In low rainfall environments where expensive products might not be warranted, most triazole fungicides should provide adequate protection.
“However, if the season progresses with continual above average rainfall and STB is still a concern, it is recommended to rotate fungicides with alternative modes of action, such as a succinate dehydrogenase inhibitor (SDHI) in a mixture with a triazole,” he said.
If STB is present, planting the following crop to another susceptible wheat variety is strongly discouraged.
An integrated disease management approach is recommended to appropriately manage STB. This includes:
- Crop rotation: After a very dry season, the fungus may survive over 18 months and infect second year crops. In most instances, a one-year rotation out of wheat is highly effective in reducing early disease occurrence.

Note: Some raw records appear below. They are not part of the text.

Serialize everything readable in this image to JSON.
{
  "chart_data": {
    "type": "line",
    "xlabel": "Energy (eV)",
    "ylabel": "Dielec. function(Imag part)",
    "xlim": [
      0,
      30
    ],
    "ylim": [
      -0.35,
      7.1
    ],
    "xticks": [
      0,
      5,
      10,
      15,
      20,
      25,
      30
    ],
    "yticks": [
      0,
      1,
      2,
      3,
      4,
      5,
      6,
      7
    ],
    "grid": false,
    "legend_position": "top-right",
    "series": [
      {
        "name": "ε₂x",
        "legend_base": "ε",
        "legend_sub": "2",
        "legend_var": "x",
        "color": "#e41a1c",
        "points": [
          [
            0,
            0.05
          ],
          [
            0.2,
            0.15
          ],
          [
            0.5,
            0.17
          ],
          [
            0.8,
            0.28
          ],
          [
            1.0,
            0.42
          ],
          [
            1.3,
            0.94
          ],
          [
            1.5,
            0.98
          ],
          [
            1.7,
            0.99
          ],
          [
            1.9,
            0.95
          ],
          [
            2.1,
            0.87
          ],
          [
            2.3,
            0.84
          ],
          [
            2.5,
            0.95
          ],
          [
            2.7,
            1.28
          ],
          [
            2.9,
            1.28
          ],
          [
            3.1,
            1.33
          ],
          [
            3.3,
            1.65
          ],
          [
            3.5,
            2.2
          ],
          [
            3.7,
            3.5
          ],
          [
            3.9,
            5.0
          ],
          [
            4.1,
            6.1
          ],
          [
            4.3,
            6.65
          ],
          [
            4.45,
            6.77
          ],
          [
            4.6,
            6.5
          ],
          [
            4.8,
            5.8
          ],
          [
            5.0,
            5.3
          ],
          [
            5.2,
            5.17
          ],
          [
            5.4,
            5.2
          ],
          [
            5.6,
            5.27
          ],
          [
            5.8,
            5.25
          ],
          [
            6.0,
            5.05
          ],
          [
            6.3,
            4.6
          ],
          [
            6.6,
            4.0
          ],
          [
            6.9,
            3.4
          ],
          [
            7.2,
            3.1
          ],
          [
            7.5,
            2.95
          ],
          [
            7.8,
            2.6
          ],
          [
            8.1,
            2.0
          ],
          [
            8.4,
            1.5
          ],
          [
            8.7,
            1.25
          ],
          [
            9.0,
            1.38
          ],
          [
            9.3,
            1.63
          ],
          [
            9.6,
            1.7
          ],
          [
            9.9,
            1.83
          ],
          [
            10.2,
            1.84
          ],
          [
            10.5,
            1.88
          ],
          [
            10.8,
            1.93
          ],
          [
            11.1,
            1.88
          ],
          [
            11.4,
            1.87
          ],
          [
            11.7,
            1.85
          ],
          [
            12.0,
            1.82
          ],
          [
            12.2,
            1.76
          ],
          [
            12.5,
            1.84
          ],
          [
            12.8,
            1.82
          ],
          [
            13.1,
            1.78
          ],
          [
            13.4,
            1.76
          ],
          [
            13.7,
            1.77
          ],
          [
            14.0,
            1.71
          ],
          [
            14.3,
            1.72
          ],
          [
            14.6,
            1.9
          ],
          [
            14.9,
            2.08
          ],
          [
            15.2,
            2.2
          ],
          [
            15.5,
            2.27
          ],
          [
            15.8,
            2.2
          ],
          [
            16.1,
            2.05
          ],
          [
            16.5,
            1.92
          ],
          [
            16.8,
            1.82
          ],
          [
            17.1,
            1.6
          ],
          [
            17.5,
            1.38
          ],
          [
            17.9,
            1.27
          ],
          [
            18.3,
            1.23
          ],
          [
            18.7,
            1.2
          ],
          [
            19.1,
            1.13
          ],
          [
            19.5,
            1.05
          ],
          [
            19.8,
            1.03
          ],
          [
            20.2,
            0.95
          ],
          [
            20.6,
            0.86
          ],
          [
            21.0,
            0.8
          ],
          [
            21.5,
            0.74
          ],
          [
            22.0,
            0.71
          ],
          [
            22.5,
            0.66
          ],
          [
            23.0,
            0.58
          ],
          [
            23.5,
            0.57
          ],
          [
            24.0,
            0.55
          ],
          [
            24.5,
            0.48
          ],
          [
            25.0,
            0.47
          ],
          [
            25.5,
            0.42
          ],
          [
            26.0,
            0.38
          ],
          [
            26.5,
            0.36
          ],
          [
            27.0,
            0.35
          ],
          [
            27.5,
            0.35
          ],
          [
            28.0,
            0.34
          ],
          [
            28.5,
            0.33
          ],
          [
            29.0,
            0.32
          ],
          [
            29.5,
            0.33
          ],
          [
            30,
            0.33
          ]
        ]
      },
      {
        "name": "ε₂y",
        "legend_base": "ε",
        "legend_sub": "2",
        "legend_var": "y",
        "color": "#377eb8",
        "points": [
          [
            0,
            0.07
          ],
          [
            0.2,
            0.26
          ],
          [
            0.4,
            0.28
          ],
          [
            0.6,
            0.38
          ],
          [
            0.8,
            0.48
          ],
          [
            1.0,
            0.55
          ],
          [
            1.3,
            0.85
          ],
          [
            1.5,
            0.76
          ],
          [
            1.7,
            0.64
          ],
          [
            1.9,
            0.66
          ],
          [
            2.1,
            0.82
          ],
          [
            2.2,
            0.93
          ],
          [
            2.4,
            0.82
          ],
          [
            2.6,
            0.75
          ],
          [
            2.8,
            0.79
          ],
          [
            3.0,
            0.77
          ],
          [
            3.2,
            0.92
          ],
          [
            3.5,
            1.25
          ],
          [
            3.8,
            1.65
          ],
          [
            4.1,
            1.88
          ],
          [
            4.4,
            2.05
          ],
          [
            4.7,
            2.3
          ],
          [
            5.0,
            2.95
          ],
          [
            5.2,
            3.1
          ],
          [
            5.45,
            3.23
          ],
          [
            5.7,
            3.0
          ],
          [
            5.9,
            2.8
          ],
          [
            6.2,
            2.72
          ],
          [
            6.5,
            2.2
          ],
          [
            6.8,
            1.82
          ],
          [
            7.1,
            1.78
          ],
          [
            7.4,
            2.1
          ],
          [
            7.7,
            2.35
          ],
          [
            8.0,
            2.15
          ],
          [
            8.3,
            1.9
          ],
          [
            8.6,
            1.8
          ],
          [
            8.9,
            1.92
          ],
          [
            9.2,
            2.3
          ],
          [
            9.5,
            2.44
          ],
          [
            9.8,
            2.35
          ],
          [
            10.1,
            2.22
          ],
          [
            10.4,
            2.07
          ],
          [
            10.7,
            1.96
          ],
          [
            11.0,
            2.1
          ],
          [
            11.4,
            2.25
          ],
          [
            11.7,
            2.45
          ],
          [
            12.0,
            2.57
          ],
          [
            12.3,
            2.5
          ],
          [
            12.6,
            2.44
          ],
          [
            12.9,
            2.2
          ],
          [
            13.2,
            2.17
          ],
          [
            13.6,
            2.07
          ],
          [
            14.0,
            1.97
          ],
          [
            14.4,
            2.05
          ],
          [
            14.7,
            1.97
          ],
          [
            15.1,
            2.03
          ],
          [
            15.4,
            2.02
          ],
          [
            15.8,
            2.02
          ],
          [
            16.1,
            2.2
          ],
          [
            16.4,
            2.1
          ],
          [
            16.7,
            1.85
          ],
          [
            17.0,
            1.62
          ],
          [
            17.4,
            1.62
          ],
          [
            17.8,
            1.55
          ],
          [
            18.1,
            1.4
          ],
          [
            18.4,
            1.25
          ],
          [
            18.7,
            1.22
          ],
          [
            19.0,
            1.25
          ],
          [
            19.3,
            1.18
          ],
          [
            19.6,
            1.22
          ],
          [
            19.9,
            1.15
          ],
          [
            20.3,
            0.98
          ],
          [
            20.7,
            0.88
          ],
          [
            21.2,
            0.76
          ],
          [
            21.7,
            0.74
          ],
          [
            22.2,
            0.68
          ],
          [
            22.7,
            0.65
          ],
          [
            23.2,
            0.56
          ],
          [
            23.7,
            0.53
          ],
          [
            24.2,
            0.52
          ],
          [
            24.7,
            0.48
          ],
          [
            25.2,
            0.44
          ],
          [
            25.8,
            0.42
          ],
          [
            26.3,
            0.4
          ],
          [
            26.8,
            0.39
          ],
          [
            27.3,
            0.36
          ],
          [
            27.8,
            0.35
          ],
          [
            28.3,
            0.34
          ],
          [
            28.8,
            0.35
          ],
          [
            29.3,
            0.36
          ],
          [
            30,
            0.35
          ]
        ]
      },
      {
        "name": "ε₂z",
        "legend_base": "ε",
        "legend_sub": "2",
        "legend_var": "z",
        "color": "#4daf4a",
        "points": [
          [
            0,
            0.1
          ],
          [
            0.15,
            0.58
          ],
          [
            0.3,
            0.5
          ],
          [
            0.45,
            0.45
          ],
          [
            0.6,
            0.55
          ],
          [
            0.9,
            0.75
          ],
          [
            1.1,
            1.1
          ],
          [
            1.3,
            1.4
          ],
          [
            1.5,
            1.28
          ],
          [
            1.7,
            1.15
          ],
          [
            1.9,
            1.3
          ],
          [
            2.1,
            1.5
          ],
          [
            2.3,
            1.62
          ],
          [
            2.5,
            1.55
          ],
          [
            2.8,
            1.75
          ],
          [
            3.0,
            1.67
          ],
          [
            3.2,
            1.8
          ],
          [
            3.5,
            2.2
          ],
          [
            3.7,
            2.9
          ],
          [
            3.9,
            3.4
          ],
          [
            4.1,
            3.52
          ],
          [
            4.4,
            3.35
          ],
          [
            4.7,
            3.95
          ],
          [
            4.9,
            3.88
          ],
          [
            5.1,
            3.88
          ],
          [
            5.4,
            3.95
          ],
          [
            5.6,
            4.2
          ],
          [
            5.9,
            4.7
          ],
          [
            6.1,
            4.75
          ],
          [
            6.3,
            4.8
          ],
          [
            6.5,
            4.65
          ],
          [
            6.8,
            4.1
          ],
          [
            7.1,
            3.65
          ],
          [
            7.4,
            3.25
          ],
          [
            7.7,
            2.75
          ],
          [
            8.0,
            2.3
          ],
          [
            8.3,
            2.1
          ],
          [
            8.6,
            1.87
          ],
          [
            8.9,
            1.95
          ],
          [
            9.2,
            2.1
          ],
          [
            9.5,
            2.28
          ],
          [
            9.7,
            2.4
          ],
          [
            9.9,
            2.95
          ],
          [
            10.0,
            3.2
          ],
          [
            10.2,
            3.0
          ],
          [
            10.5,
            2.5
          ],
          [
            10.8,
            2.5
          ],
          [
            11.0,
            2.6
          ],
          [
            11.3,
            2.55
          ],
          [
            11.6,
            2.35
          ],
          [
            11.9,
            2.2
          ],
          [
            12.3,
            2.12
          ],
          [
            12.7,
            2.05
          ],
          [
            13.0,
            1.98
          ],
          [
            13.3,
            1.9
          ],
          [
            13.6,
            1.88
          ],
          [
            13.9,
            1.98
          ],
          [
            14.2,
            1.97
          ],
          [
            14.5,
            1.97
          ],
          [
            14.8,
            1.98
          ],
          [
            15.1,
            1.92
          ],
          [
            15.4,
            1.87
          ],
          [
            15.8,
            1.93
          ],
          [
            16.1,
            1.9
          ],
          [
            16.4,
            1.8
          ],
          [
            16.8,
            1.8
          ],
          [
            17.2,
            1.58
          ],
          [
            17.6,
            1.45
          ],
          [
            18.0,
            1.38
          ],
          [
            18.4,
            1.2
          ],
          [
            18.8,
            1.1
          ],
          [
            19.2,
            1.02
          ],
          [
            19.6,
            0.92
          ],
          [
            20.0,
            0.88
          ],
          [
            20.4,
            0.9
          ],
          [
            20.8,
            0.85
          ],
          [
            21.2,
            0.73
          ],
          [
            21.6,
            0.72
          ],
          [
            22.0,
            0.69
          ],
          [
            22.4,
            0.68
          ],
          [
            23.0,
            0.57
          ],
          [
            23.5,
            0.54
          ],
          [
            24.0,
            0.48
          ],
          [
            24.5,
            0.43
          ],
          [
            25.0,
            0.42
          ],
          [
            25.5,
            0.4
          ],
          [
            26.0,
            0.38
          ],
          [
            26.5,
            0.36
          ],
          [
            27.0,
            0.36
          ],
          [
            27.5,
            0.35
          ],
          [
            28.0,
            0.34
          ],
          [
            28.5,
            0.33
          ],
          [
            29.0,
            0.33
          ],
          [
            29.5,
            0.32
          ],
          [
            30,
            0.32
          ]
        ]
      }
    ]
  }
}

- Variety selection: Growers should check their local and current cereal disease guide and ensure they make appropriate selections. Where wheat is to be sown into wheat stubble, it is best to avoid varieties that are rated susceptible, susceptible-very susceptible or very susceptible.
- Stubble management: Stubble reduction – such as burning, tillage or grazing – must be balanced against the increased risk of soil erosion by wind or water, especially in light soils.
- Fungicide management: Always rotate fungicide modes of action so the same modes are not used twice in any given season.
Growers and advisers who are not confident in correctly identifying STB can send plant samples to Dr Milgate in NSW, Dr Grant Hollaway at Agriculture Victoria or Dr Hugh Wallwork at the South Australian Research and Development Institute.